Professional ratings
Review scores
| Source | Rating |
| AllMusic | Star |
| Metal Storm | Star Half star |

==History==
All music and lyrics for all songs were written by Tilo Wolff. The album was recorded from 1990 to 1991 at the Sodom & Gomorra studio in Binningen, Switzerland. Tilo Wolff founded his own independent label Hall of Sermon for album release. Over the first six months only 1000 copies were sold. The first two songs from the album - “Seele in Not” and “Requiem” - were originally released in 1990 on the Clamor demo MC, the first release of Tilo Wolff.

"Clamor" was released only in 100 copies and never re-released until in 2010 these demo versions were included on the Schattenspiel album which was dedicated to the twentieth anniversary of Lacrimosa.
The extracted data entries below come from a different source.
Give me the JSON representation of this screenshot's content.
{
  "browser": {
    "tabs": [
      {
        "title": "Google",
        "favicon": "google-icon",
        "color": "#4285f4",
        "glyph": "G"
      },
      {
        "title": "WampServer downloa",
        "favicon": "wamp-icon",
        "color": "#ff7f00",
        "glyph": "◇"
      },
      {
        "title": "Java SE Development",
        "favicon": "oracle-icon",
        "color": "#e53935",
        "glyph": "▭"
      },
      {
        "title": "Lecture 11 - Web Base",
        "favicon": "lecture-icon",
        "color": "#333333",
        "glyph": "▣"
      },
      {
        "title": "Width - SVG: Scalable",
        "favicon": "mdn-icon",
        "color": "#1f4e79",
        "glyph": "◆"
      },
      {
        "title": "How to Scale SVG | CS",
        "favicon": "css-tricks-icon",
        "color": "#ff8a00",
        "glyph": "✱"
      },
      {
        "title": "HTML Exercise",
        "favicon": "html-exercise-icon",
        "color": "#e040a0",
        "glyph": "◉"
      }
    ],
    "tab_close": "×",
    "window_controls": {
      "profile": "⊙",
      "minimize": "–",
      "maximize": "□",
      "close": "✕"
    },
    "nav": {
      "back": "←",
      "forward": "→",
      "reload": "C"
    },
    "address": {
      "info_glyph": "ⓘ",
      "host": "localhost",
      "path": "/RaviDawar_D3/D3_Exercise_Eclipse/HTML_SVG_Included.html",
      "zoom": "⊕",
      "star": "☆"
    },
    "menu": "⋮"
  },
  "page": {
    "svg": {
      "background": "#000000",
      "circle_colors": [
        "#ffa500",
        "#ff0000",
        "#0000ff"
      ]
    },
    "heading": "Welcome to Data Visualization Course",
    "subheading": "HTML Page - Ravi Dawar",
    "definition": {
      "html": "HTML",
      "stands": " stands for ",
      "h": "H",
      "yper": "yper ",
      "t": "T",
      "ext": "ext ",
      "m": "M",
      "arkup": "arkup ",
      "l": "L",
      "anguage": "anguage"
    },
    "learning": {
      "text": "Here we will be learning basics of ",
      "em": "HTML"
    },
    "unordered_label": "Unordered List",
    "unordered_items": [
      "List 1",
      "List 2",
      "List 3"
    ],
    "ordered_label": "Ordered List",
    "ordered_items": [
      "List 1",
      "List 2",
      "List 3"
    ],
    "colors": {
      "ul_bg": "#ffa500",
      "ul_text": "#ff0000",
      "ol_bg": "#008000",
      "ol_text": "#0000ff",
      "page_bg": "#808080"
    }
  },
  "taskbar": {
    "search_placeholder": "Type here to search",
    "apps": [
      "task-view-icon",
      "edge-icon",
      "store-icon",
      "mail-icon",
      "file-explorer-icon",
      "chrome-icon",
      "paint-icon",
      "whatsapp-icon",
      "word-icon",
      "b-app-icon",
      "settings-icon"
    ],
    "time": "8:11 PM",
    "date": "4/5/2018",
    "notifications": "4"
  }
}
The idea of cover was proposed by Tilo Wolff, source photo was made by Judith Grüning, Stelio Diamantopoulos made the cover artwork and later he became a constant author of Lacrimosas covers.

==Releases==
The original edition was released as a vinyl LP and consisted of six songs. The CD version was released in 1993, with many reprints in the ensuing years. The Russian edition was released in 2002 as a digipack and consisted of Angst and Einsamkeit. A limited-edition Mexican version was also released in 2002 including a second CD with four more songs: "Versiegelt glanzumströmt", "Versuchung", "Darkness" and "Copycat". Regular editions in Mexico and Argentina contained song "Diener eines Geistes (Dirus - Mix)" as a bonus track, while a Korean edition included "Promised Land" as a bonus track.

==Track listing==

| No. | Title | English title | Length |
|---|---|---|---|
| 1. | "Seele in Not" | Soul in Need | 9:21 |
| 2. | "Requiem" |  | 9:51 |
| 3. | "Lacrima Mosa" |  | 5:17 |
| 4. | "Der Ketzer" | The Heretic | 7:22 |
| 5. | "Der letzte Hilfeschrei" | The Last Cry for Help | 5:21 |
| 6. | "Tränen der Existenzlosigkeit" | Tears of Nonexistence | 10:40 |

==Personnel==
The album was recorded by Tilo Wolff (vocals, music, lyrics, producing) with participating of Judith Grüning (female vocals in Der Ketzer) and Philippe Alioth (mastering).